Sold Outしたのも頷ける、まさに特別な一夜だった。

 甘美な夜はさらに深まり、より色濃くなった空間にDATSのロゴが浮かび上がると、暗闇の中でパーカッションの音が響き渡り、そのリズムが私達の鼓動を次第に高揚させて、期待を確信へと変えてゆく。細胞の中に潜む原始的な衝動に駆き立てられるかの様に、言葉にしなくとも会場の空気が一段と色めきだっていくのがわかる。最初のドラムの一音が地を揺らし、ビリビリと私達の体全体に心地よい痺れを伴わせながら、まるでブラックホールの様に夜の暗さを飲み込んでゆく。フロアにいる私達は、一人残らず宇宙空間へと連れ出されてしまったようだった。異空間へと誘う映像が浮かび上がるステージで、楽しそうに揺れる4人。いつ見ても本当に楽しそうにライブをする人達だと思う。ライブ中ですらメンバーの仲の良さが滲み出ていて、観ているだけで「俺らと楽しもうぜ!」と言われているように感じる。

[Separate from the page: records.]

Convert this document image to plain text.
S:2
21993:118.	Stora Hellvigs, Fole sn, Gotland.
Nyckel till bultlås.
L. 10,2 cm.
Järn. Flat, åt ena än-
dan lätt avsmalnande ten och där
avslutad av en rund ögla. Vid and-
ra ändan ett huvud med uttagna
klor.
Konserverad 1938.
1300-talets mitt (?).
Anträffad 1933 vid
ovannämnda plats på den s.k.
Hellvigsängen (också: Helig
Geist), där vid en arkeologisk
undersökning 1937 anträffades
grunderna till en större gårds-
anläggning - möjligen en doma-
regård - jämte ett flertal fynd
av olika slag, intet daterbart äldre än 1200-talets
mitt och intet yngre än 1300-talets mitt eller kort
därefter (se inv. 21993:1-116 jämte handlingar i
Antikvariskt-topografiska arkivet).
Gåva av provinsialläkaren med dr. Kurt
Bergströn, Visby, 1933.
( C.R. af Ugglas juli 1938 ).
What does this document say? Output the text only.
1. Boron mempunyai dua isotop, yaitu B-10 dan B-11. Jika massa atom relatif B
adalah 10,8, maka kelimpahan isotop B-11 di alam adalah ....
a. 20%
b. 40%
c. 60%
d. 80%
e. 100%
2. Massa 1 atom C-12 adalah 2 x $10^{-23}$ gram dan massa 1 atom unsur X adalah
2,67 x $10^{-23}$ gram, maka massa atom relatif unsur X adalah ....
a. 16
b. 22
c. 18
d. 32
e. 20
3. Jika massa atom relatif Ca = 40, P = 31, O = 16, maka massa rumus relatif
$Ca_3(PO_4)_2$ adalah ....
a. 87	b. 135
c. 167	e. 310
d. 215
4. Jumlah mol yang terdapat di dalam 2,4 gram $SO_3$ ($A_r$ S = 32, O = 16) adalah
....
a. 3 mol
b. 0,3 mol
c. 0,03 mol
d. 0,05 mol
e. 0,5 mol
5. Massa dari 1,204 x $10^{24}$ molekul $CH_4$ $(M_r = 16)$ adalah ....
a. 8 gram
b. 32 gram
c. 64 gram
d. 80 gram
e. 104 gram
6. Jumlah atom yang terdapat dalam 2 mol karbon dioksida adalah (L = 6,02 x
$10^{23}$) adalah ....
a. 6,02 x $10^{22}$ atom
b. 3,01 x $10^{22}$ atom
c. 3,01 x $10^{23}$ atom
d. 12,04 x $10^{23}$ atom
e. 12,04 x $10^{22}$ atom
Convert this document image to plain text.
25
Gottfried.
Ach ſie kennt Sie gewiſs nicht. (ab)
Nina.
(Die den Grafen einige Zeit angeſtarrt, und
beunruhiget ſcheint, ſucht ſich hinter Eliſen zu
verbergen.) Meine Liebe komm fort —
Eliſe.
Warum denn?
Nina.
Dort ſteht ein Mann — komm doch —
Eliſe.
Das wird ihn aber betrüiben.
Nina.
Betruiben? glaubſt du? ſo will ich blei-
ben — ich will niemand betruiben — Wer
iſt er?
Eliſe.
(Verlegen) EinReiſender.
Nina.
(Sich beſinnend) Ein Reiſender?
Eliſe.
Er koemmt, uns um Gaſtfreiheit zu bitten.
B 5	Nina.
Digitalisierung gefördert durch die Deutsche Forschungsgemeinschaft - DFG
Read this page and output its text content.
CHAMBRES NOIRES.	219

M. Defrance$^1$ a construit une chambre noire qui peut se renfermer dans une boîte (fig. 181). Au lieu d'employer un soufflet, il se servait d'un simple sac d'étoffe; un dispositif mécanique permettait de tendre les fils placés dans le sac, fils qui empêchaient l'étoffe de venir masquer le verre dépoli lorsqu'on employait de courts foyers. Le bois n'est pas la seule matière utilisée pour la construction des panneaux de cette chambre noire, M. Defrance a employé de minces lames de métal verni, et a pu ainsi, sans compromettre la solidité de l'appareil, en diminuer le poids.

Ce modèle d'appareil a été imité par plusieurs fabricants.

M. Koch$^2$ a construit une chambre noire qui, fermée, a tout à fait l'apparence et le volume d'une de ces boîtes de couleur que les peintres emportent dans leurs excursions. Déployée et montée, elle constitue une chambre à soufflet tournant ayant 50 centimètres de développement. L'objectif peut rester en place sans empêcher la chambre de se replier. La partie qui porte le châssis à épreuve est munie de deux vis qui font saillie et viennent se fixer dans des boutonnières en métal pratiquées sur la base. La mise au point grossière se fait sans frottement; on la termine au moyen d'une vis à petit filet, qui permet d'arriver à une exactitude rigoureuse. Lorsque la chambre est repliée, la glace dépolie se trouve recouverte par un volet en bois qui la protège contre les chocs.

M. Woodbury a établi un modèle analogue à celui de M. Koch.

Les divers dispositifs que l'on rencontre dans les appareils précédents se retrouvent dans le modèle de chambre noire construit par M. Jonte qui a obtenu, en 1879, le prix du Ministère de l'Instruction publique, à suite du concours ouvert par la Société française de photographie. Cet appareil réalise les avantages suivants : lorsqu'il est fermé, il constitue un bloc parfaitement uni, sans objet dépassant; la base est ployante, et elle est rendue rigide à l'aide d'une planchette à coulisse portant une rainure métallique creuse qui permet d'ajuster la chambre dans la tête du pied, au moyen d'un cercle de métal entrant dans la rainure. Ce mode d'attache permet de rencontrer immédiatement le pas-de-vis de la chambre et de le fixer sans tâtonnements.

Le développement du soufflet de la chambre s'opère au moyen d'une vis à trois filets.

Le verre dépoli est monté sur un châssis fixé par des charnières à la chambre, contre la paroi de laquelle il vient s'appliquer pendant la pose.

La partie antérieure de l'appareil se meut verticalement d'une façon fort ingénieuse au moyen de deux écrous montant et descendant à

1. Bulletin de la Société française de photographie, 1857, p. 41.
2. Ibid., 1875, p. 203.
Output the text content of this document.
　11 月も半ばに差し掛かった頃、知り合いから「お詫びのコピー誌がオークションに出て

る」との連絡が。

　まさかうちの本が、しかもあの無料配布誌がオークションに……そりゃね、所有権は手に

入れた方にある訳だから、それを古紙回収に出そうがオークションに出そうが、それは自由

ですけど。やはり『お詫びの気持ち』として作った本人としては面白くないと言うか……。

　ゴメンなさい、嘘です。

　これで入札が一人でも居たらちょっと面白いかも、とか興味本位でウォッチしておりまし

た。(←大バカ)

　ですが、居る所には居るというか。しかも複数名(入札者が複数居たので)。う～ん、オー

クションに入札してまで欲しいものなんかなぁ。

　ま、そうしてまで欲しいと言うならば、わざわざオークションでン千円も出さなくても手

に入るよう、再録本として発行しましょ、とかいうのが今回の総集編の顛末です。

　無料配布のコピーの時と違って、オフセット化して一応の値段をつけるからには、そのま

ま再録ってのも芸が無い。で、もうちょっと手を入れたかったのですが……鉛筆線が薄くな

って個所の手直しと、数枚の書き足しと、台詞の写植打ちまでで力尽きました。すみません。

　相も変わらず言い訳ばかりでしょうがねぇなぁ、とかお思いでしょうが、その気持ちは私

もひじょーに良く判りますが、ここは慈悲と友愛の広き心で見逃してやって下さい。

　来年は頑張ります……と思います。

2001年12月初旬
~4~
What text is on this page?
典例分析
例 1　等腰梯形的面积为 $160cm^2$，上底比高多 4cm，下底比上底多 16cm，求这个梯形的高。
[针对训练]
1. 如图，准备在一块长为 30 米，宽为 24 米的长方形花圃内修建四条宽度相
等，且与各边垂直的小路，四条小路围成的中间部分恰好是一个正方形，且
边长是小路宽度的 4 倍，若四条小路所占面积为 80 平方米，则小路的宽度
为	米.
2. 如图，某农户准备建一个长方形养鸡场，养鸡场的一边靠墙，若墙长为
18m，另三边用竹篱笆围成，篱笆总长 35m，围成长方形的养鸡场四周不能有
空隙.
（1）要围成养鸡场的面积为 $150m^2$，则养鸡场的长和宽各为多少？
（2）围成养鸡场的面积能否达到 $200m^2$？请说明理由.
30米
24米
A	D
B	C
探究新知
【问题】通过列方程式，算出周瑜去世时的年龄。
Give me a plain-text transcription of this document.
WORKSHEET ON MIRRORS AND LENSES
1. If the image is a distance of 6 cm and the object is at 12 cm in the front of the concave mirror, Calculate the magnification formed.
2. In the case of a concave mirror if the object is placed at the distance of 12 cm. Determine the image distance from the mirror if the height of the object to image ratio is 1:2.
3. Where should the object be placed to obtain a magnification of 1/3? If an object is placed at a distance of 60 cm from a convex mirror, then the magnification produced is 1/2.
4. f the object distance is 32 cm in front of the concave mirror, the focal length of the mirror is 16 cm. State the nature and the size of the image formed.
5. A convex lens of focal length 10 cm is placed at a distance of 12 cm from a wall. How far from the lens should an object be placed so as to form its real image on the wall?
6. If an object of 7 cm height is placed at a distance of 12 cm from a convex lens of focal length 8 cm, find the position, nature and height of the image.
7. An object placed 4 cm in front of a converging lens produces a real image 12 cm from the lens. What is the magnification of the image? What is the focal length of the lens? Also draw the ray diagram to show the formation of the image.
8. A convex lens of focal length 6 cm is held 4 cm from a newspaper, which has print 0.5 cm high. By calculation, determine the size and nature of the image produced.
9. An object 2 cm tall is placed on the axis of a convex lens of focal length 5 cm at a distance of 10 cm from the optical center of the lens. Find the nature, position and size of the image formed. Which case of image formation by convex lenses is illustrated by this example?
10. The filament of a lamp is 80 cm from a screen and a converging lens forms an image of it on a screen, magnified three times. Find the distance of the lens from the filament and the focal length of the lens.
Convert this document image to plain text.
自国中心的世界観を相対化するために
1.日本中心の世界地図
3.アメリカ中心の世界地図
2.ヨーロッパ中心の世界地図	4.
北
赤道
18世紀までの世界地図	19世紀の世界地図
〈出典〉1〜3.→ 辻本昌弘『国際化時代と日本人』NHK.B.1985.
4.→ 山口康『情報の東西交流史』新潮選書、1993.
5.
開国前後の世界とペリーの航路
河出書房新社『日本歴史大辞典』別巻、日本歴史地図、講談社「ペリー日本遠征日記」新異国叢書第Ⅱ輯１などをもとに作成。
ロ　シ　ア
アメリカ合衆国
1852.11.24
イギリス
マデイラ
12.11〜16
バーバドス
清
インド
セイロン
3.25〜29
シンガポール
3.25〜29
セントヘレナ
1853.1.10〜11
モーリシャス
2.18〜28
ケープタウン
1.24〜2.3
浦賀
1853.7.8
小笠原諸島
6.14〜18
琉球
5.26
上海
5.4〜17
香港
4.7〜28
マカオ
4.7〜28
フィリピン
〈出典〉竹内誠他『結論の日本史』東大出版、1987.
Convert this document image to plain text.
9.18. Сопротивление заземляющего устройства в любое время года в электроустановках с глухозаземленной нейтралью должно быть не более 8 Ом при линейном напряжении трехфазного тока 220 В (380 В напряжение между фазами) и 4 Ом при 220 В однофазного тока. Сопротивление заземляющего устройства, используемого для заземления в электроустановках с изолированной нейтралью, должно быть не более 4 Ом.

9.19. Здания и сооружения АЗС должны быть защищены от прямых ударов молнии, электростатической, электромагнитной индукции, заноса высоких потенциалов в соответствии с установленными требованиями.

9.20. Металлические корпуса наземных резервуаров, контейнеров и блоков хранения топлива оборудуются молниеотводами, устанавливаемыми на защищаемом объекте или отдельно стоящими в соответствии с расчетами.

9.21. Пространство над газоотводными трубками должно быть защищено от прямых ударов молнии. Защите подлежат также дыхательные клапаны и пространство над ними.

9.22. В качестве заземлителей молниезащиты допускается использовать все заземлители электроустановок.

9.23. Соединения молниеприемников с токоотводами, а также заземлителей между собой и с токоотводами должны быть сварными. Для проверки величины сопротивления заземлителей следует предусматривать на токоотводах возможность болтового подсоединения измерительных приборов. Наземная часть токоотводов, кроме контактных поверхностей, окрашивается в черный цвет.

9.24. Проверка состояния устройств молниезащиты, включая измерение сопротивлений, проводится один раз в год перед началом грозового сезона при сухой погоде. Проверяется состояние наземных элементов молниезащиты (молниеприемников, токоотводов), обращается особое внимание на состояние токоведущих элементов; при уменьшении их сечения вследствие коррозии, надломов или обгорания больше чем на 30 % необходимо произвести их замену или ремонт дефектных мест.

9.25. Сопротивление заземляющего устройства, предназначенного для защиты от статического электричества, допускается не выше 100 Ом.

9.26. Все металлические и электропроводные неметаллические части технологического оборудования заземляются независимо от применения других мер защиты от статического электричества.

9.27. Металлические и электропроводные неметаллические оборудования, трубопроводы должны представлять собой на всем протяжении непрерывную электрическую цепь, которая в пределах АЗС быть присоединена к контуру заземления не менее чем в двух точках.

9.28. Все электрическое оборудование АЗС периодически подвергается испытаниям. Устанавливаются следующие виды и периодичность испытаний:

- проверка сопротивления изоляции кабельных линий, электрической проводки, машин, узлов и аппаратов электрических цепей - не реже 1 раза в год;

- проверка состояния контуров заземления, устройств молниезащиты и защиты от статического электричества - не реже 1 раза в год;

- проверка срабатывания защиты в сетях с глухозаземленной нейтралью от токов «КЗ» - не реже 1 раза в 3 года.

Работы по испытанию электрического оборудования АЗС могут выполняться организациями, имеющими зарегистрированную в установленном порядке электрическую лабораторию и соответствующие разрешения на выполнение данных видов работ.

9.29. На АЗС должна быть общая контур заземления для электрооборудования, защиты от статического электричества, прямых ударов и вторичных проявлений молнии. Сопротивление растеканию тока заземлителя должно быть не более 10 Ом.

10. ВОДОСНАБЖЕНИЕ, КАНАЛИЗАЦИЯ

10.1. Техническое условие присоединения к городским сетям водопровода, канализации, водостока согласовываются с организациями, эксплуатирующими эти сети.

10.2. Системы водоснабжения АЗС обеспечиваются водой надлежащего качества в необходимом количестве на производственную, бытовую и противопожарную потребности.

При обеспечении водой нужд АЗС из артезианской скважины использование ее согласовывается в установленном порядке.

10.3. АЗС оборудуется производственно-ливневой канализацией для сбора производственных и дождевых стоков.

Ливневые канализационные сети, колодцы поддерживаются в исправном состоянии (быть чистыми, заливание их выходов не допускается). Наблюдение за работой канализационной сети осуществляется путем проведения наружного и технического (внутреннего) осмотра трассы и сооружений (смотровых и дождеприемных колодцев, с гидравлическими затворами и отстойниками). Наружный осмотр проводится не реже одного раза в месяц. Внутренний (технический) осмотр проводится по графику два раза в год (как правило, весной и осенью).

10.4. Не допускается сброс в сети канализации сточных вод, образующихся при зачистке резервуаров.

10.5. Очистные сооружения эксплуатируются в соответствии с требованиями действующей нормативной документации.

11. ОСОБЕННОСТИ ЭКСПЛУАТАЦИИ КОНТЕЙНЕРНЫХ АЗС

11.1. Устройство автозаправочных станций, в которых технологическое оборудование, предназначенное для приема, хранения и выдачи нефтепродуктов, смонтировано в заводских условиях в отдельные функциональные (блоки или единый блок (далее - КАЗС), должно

自然と私達をも仲間に引き入れ、楽しい気分にさせてしまう力が彼らにはあると思う。「Amazon」、「Queen」と続き、6月7日発売のデビューアルバム「Application」を待ち遠しく感じさせる曲達が徐々に会場のボルテージを上げていく。そしてアルバムのリードトラックでもある「Mobile」。既にCDやMVでも馴染み深い曲ではあるが、ライブを重ねる毎に音圧を増していっているようで興味深い。こんなにも会場の空気を震わせ、たくさんの人々を揺らしている。しかも、彼らはまだ進化の途中なのだ。「Netflicks」、「Tinnder」と、DATSという宇宙空間への旅はダイナミックに移ろい続け、次第に空間全てを飲み込んでゆく。一音で空気を変え、あくまで現代的でありながら、どこか原始的な力強さを秘めている。自然と私達の体に染み渡ってゆく音なのだ。そして、ニューアルバムにおいてミックスエンジニアとラップを担当している荘士itが登場し、宇宙を旅していた船が基地へと到着したかの様に、少しほっとするような感覚で私達を迎え入れる。「渋谷WWW調子どうよ!DATSも調子どうっすか!」と盛り上げると、続く「Filter」ではラップが加わったことで2つになった声が、今までとはまた違った音の波を生み出し会場を再び揺らし始める。